By Mary Agnes Carey, CQ HealthBeat Associate Editor
March 29, 2007 -- Efforts to establish a "pay-for-performance" system in Medicare may be complicated by the number of physicians Medicare patients typically see, according to a recent study published in the New England Journal of Medicine.
A Medicare patient seen by the typical physician in the nationally representative study was treated by seven different doctors in four different medical practices in a given year, according to the researchers at the Center for Studying Health System Change and Memorial Sloan-Kettering Center.
Only about 35 percent of beneficiaries' visits were with the doctor held responsible for their care under the most common "pay-for-performance" methodology used to assign patients to physicians. In addition, the assigned physician and practice changed from year to year for a third of beneficiaries.
Because so may different physicians and practices provide care to an individual Medicare patient, it is difficult to identify which provider is responsible for which patient. Physicians also are unlikely to have a critical mass of patients who are their primary responsibility and about a third of the patients they would be held responsible for will switch to a different provider the next year, according to the study, which was published in the March 15 issue of the New England Journal of Medicine.
"The study raises serious questions about how meaningful a Medicare pay-for-performance program would be for patients in the current fee-for-service system where care is so widely dispersed," said Hoangmai H. Pham, the study's lead author and senior health researcher at the Center for Studying Health System Change, a nonpartisan policy research organization funded principally by the Robert Wood Johnson Foundation.
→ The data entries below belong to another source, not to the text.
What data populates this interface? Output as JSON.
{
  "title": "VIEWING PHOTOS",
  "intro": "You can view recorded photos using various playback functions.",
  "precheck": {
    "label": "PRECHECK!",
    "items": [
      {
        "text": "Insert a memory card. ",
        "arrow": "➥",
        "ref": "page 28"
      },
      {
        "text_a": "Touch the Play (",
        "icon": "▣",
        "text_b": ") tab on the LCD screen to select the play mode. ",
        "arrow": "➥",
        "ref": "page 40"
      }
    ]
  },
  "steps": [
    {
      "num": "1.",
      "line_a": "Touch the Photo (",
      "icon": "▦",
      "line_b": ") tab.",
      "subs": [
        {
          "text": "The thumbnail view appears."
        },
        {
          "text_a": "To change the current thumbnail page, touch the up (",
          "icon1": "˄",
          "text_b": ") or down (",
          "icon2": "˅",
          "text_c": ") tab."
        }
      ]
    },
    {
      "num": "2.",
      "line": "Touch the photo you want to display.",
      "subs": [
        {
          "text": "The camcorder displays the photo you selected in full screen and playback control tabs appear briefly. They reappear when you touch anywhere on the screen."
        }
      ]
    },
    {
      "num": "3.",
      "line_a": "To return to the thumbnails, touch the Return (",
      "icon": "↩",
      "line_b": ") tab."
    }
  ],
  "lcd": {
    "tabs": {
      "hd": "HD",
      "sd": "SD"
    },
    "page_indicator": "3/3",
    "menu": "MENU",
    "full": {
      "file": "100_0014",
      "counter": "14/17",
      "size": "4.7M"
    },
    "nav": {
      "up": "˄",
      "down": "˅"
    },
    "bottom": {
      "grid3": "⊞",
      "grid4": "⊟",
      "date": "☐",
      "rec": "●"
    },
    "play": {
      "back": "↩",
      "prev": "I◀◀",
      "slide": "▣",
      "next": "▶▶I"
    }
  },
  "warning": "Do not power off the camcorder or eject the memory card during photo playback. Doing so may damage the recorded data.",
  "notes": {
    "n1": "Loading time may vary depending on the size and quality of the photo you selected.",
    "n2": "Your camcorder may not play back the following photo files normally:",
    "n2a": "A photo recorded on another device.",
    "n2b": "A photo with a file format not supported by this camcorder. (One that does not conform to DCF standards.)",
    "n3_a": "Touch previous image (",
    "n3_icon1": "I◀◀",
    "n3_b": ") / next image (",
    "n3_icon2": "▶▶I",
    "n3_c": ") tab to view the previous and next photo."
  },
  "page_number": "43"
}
"If physicians don't know which patient they have primary responsibility for ahead of time, and Medicare only figures this out after the fact, then it is hard to envision how [pay-for-performance] incentives will motivate physicians to improve the quality of care they deliver," Pham said in a statement.
Many lawmakers and health care analysts say linking Medicare reimbursement to the quality of care delivered would both improve health care services and lower costs. But some physicians have expressed concern over the design of performance measures and how they will be implemented.
In a statement, American Medical Association Board Chair Cecil Wilson said the AMA "is committed to always improving the quality of health care for patients, and as we examine ways to improve, this study adds to the body of knowledge on the challenges of pay-for-performance implementation in Medicare."
Using a variety of different methods to assign patients to physicians or practices, the New England Journal of Medicine study concluded that primary care physicians typically would be held accountable for 39 percent of the Medicare patients they treat and 62 percent of Medicare visits they bill. Medical specialists, who often provide more costly care, would be held accountable for 12 percent of the Medicare patients they treat and 20 percent of the total Medicare visits they bill.
Instead of using claims data to retrospectively assign patients to physicians, the study's authors suggest that Medicare consider prospectively assigning patients to physicians and practices to establish clearly which providers will be held accountable for coordinating patients' care.